Fábio Roberto de Lima McDonald's gerente primeiro emprego

O primeiro emprego é algo desafiador também para quem contrata. Da primeira oportunidade de trabalho aberta para Lima até os dias atuais, muita coisa mudou.  E nesse intervalo de duas décadas, a internet, por exemplo, fez toda a diferença, pois abriu outras portas e oportunidades interessantes para quem procura emprego pela primeira vez.

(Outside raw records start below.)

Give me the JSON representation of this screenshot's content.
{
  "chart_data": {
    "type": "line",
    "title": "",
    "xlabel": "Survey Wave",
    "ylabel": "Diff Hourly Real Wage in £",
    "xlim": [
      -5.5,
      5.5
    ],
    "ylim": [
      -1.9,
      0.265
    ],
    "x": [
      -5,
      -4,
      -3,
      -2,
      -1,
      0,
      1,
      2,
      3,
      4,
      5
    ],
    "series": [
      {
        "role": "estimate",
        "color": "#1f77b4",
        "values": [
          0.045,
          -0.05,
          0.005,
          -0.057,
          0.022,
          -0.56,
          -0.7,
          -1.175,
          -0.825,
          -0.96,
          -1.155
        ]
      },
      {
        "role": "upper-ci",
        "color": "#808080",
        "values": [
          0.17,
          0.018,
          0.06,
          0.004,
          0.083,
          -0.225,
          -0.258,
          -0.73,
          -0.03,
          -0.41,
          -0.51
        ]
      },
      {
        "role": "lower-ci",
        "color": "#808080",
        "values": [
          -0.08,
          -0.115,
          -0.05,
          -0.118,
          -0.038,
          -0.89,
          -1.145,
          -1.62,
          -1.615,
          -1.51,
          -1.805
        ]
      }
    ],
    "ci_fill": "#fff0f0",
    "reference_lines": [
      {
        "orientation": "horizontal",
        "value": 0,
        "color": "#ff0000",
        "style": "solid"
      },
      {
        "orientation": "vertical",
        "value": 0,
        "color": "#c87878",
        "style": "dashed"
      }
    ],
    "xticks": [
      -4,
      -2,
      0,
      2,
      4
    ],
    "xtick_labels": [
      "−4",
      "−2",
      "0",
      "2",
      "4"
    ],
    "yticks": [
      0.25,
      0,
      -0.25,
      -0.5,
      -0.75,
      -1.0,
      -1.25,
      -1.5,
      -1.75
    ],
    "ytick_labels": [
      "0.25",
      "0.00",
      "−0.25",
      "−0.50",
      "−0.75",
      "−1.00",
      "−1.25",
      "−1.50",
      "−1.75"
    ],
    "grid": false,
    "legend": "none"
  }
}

Preparando-se para o mercado
“Hoje, não é mais possível a um candidato ao primeiro emprego apontar  a falta de dinheiro por não feito um curso de línguas, quando existem vários cursos de inglês grátis na internet”, explica o diretor da Associação Brasileira de Recursos Humanos (ABRH), Luiz Edmundo Rosa.  Além de uma boa apresentação na primeira entrevista, é preciso se preparar para o mercado, o que inclui conhecer bem a empresa onde se quer trabalhar. Do outro lado, o contratante tem a missão de detectar talentos que agreguem valor à empresa. E como fazer isso sem qualquer referência ou histórico de trabalho anterior?

De acordo com diretor da ABRH, na hora de contratar, as empresas cada vez mais analisam o grau de motivação e interesse já na primeira entrevista. Os entrevistadores querem saber, por exemplo, os feitos do jovem antes de pensar em procurar um emprego, como otimizou o tempo antes disso, se fez algum trabalho voluntário, se pratica esportes, se gosta de leitura. “O uso construtivo do tempo  na adolescência pesa muito na decisão de quem está contratando”, reforça o consultor.